La candidate RN, qui a misé sur le pouvoir d'achat pour se démarquer, sera parvenue à lisser son image, sans rien céder à la radicalité de son projet sur l'immigration ou l'islamisme. Vingt ans après l'émergence surprise de Jean-Marie Le Pen au second tour en 2002, jamais l'extrême droite ne s'est approchée à ce point du pouvoir sous la Ve République.
Elle améliore de quelque huit points son score de 2017, où elle avait recueilli 33,9% des voix. La candidate du RN arrive en particulier largement en tête aux Antilles et en Guyane, tempérant ainsi l'impression de succès pour le camp Macron.
Mme Le Pen s'est, elle, réjouie de voir que "les idées" qu'elle représente "arrivent à des sommets pour un second tour de la présidentielle". Voyant même dans son score "une éclatante victoire" et la manifestation du "souhait" des Français d'"un contre-pouvoir fort à Emmanuel Macron", qu'elle avait eu au téléphone juste avant.
Réactions en chaîne à l'international
La réélection dimanche d'Emmanuel Macron à l'issue d'un second tour marqué par une progression de l'extrême droite a été applaudie dans les capitales européennes, qui ont souligné aussi les défis européens à venir pour le président français.
"Le plus mal élu"
En France, les réactions ne se sont pas faites attendre, avec une classe politique principalement soulagée. Avec toutefois des commentaires virulents, en particulier des candidats arrivés en 3e et 4e position du scrutin au premier tour.
Emmanuel Macron est "le plus mal élu des présidents de la Vème République", a estimé l'Insoumis Jean-Luc Mélenchon, arrivé en troisième position le 10 avril avec près de 22% des voix. Plusieurs centaines de manifestants, principalement des jeunes "antifascistes" et "anticapitalistes", ont protesté contre sa réélection dans quelques villes de France, avec des incidents à Rennes ainsi qu'à Paris.
À l'extrême droite, Eric Zemmour (7% au premier tour) a mis dès dimanche soir la pression sur Marine Le Pen, affirmant que "c'est la huitième fois que la défaite frappe le nom de Le Pen". "Le bloc national doit s'unir et se rassembler", a-t-il déclaré.

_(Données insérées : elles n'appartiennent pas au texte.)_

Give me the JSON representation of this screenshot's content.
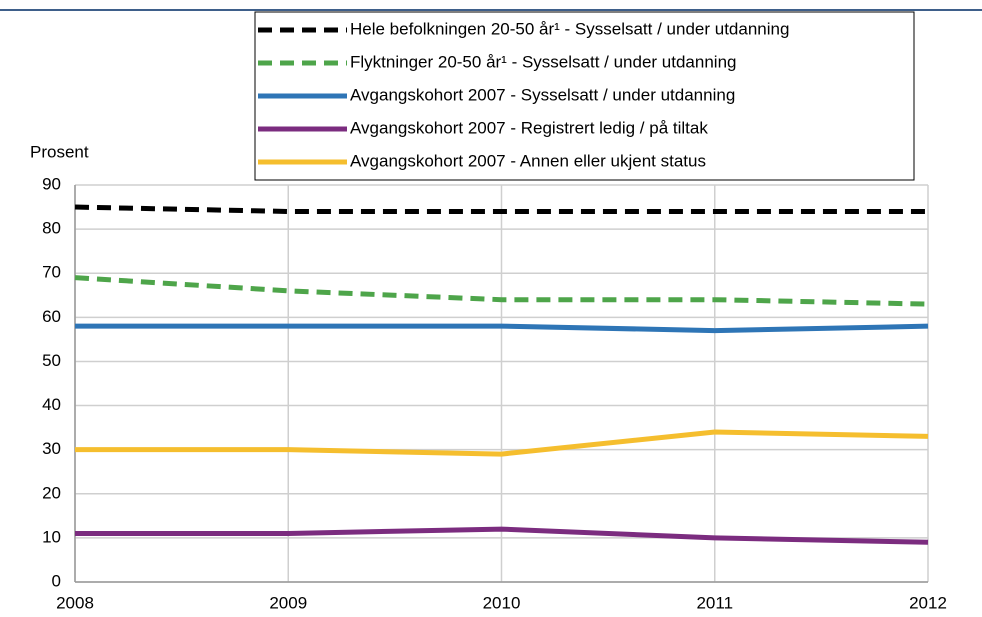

Pour l'ex-candidat EELV Yannick Jadot, "le pire est évité mais le pays est plus divisé que jamais". Pour lui, le combat n'est pas terminé. "Aux législatives, construisons le meilleur: l'alternative pour le climat, la justice sociale et la démocratie. Tout reste à faire".
"Le troisième tour commence ce soir", a de son côté lancé Jean-Luc Mélenchon, en demandant de nouveau aux Français de l'"élire Premier ministre". Elle a immédiatement lancé "la grande bataille électorale des législatives", qui auront lieu les 12 et 19 juin.
La course présidentielle terminée, s'ouvre maintenant la campagne des législatives où le chef de l'Etat essaiera de conserver sa majorité. Une gageure selon deux sondages publiés dimanche, puisqu'une majorité de Français ne souhaiteraient pas le voir remporter ce scrutin.
Ce clivage est cependant loin de satisfaire les Français comme en témoigne le niveau de l'abstention, estimé à 28%, un record depuis la présidentielle de 1969 (31%). Le contingent des votes blancs et nuls a atteint 6,5% (environ 3 millions), soit un niveau élevé mais moins important que le score inédit de 2017 (4 millions).
Un autre "troisième tour" pourrait avoir lieu aussi dans la rue, où risquent de converger dès le 1er mai tous les insatisfaits du scrutin présidentiel.